The investigators know from our previous studies in humans (7,13,14) and from other published studies (15,16) that foods such as tea, apples, encapsulated fruits and vegetables contain compounds that appear to prime γδ T cells. The investigators hypothesize that bioactive compounds in the gut are recognized by intestinal γδ T cells, resulting in a primed cell. These cells are not static but migrate in and out of tissues, through the circulation as well as lymph nodes (17). Thus, the investigators can measure functional changes in the blood borne γδ T cells regardless of whether the bioactive compound is absorbed or not.

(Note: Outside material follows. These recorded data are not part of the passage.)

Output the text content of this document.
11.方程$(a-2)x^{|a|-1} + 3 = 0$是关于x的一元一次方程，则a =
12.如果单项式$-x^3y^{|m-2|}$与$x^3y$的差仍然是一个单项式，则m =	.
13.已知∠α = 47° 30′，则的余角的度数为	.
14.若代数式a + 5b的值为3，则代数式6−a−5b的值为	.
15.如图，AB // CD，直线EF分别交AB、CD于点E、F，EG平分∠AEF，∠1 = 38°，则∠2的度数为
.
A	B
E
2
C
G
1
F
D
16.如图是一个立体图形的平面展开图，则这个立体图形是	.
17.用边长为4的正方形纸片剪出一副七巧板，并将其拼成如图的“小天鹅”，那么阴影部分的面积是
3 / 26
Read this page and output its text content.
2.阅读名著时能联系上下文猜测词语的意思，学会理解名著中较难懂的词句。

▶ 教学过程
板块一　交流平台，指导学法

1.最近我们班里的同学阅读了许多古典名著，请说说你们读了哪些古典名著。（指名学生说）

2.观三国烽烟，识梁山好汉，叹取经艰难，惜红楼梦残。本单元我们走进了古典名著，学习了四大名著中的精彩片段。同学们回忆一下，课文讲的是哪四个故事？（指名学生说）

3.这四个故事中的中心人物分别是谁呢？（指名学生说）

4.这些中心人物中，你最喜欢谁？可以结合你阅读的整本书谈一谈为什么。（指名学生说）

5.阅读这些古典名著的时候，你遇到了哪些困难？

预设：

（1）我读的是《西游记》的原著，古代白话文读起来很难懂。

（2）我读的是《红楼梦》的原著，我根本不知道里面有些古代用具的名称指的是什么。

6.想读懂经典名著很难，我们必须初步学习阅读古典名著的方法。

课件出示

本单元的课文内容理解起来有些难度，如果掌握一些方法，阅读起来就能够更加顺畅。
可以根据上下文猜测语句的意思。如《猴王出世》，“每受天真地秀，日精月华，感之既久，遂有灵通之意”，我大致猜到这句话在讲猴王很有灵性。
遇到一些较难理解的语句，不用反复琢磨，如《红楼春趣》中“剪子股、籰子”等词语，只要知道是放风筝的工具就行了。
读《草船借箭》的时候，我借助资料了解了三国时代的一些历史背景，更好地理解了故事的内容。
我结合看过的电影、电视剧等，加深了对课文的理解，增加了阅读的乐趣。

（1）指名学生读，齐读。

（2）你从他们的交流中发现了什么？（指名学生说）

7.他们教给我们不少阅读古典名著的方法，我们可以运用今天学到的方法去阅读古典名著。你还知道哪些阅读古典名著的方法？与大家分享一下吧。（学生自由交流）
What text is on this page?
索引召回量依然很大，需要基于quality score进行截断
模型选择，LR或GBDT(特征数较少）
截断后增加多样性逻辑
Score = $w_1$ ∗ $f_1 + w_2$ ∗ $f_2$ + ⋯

This study will specifically study the shiitake (Lentinus edodes) mushroom. This mushroom has been shown in other research to have a variety of health benefits, but few feeding trials, and none in healthy humans, has been done (18-20).

5. Specific Aims:

The aim is to determine if bioactive compounds in mushroom can enhance the activity of this cell type. Because this cell type resides in the epithelial linings and migrates via the blood and lymph system, the investigators can measure functional changes in this cell regardless of whether bioactive compounds are absorbed or not. It is often describe as the first line of defense.